Avant que le couronnement ne le fasse taire, Charles, alors prince de Galles, a lancé plusieurs attaques mémorables contre les architectes et planificateurs modernes. S’adressant au dîner annuel de la Commission de planification et de communication de la Corporation de Londres à la Mansion House en décembre 1987, il a déclaré : ‘Vous devez, mesdames et messieurs, admettre ceci quant à la Luftwaffe : quand elle a détruit nos bâtiments, elle ne les a pas remplacés par quelque chose de plus offensant que des décombres. C’est nous qui avons fait cela… Vos prédécesseurs, en tant que planificateurs, architectes et promoteurs de la ville, ont ruiné la silhouette de Londres et profané le dôme de St Paul.’
Avec une dyspepsie gargouillant dans la salle, le prince a rechargé ses canons. ‘Non seulement ils ont ruiné la silhouette de Londres en général. Ils ont également fait de leur mieux pour perdre le grand dôme dans une mêlée de bâtiments de bureaux, si médiocres que la seule façon de s’en souvenir est par la frustration qu’ils induisent — comme une équipe de basket-ball se tenant côte à côte entre vous et la Mona Lisa.’ Les Français et les Italiens ne déshonoreraient jamais leurs plus beaux bâtiments de cette manière. Pouvez-vous imaginer des blocs de bureaux emprisonnant la précieuse Notre-Dame de Paris ou le scintillant St Marc de Venise ?
Dans une interview ultérieure à la BBC, Owen Luder, l’ancien président maintenant décédé du Royal Institute of British Architects, a contesté le discours du prince : ‘Je pense que c’était très regrettable et embarrassant… J’ai vécu le Blitz, aucune comparaison. Je le ressens vraiment.’

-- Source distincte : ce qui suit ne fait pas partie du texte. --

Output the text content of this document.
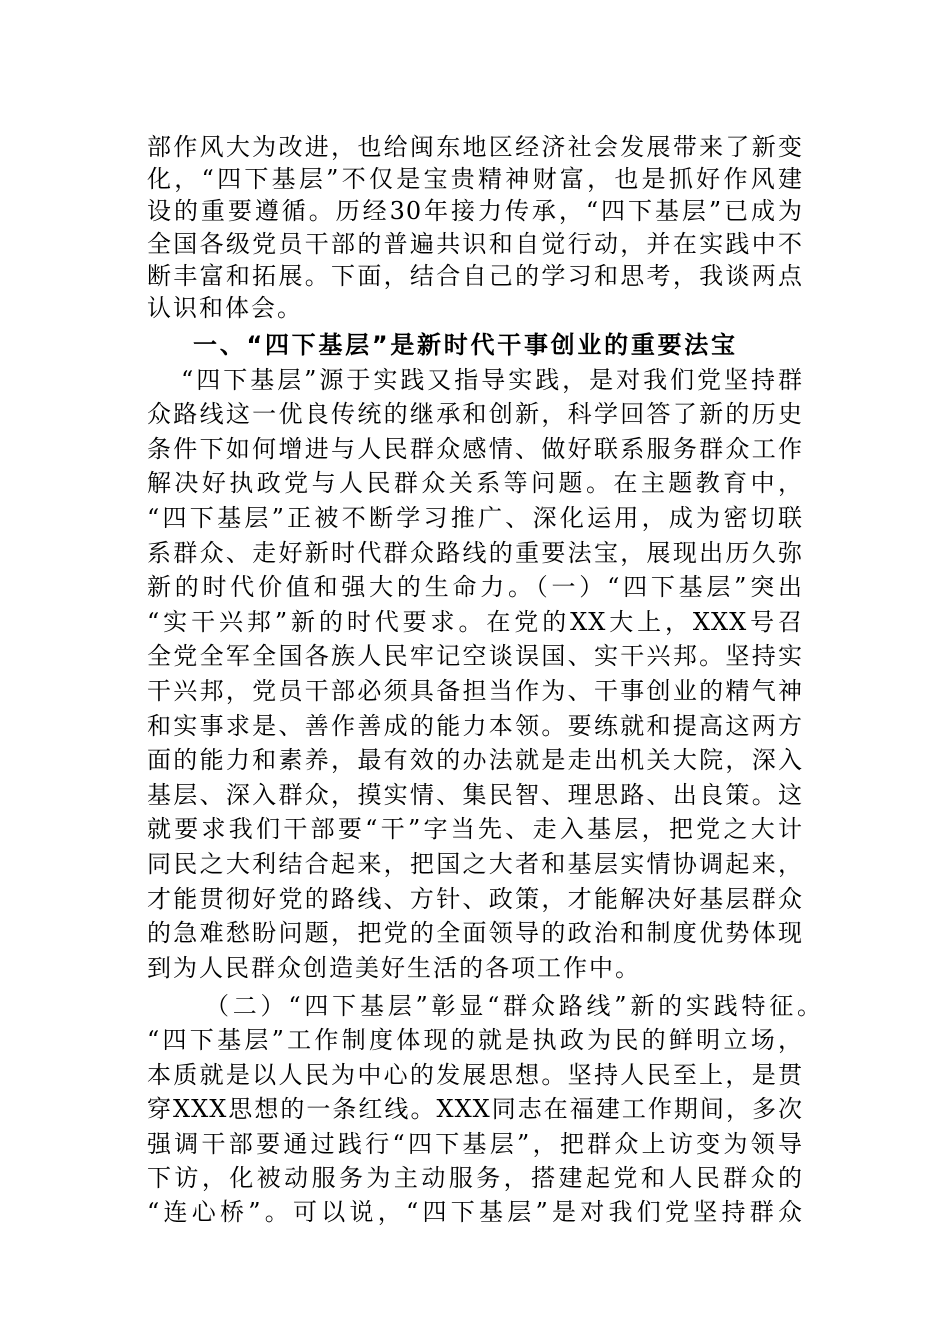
部作风大为改进，也给闽东地区经济社会发展带来了新变
化，“四下基层”不仅是宝贵精神财富，也是抓好作风建
设的重要遵循。历经30年接力传承，“四下基层”已成为
全国各级党员干部的普遍共识和自觉行动，并在实践中不
断丰富和拓展。下面，结合自己的学习和思考，我谈两点
认识和体会。
一、“四下基层”是新时代干事创业的重要法宝
“四下基层”源于实践又指导实践，是对我们党坚持群
众路线这一优良传统的继承和创新，科学回答了新的历史
条件下如何增进与人民群众感情、做好联系服务群众工作
解决好执政党与人民群众关系等问题。在主题教育中，
“四下基层”正被不断学习推广、深化运用，成为密切联
系群众、走好新时代群众路线的重要法宝，展现出历久弥
新的时代价值和强大的生命力。（一）“四下基层”突出
“实干兴邦”新的时代要求。在党的XX大上，XXX号召
全党全军全国各族人民牢记空谈误国、实干兴邦。坚持实
干兴邦，党员干部必须具备担当作为、干事创业的精气神
和实事求是、善作善成的能力本领。要练就和提高这两方
面的能力和素养，最有效的办法就是走出机关大院，深入
基层、深入群众，摸实情、集民智、理思路、出良策。这
就要求我们干部要“干”字当先、走入基层，把党之大计
同民之大利结合起来，把国之大者和基层实情协调起来，
才能贯彻好党的路线、方针、政策，才能解决好基层群众
的急难愁盼问题，把党的全面领导的政治和制度优势体现
到为人民群众创造美好生活的各项工作中。
（二）“四下基层”彰显“群众路线”新的实践特征。
“四下基层”工作制度体现的就是执政为民的鲜明立场，
本质就是以人民为中心的发展思想。坚持人民至上，是贯
穿XXX思想的一条红线。XXX同志在福建工作期间，多次
强调干部要通过践行“四下基层”，把群众上访变为领导
下访，化被动服务为主动服务，搭建起党和人民群众的
“连心桥”。可以说，“四下基层”是对我们党坚持群众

Luder, designer de bâtiments brutaux en béton brut audacieux et controversés qui ont caractérisé la ‘réhabilitation complète’ de nombreux centres urbains britanniques dans les années soixante et au début des années soixante-dix, a vécu suffisamment longtemps pour voir les plus caractéristiques de ses propres bâtiments bel et bien bombardés. Le Tricorn Centre, Portsmouth : ouvert en 1966, démoli en 2004. Trinity Square, Gateshead, dont le parking à plusieurs étages a été présenté dans le film de gangsters de Michael Caine, Get Carter : achevé en 1967, rasé en 2010. Derwent Tower, le bloc de logements en béton de 30 étages à Gateshead, connu localement sous le nom de ‘Dunston Rocket’, a été détruit de force en 2012. Le problème était, comme l’a éenoncé Mick Henry, à l’époque leader du conseil travailliste de Gateshead, ‘les gens ne voulaient pas vivre ici, et un bloc de tours de 30 étages ne peut pas être maintenu uniquement sur des mérites architecturaux revendiqués.’
Par conséquent, les bâtiments de l’architecture brutaliste ont souvent eu des vies dramatiquement écourtées. Quant aux nouveaux bâtiments que le prince Charles a vus surgir dans et autour de la ville de Londres, ceux-ci continuent de monter, de tomber, et de remonter, toujours plus hauts, et à une vitesse de plus en plus vertigineuse. Alors qu’ils rivalisent pour atteindre le ciel londonien, des grappes de nouvelles tours de la ville dépouillent les rues dont elles émergent de vie, de lumière et d’échelle humaine. La plus haute de toutes, proposée à ce jour, 1 Undershaft, atteindra, si elle reçoit le feu vert final de la Corporation de Londres cet été, la limite de hauteur absolue (309 mètres) imposée par l’Autorité de l’aviation civile.
Mis à part la qualité architecturale discutable des nouveaux gratte-ciel de la ville de Londres, il semble très étrange de voir les tours de bureaux les plus anciennes de la ville être démolies alors qu’elles ne sont pas plus anciennes et même beaucoup plus jeunes que les parkings et centres commerciaux brutalistes de Luder. Dans sa dernière version, 1 Undershaft, conçu par Eric Parry Architects, menace d’être non seulement inconfortablement haut, mais aussi laid et même ridicule avec un jardin sur le toit dépassant au-dessus de la rue comme une langue des Rolling Stones décolorée. Ce qui fonctionne, dans une couleur rouge à lèvres vive, pour les couvertures d’album et les T-shirts d’un groupe de rock, échoue dans ce qui devrait être une rue de ville digne, bien qu’animée.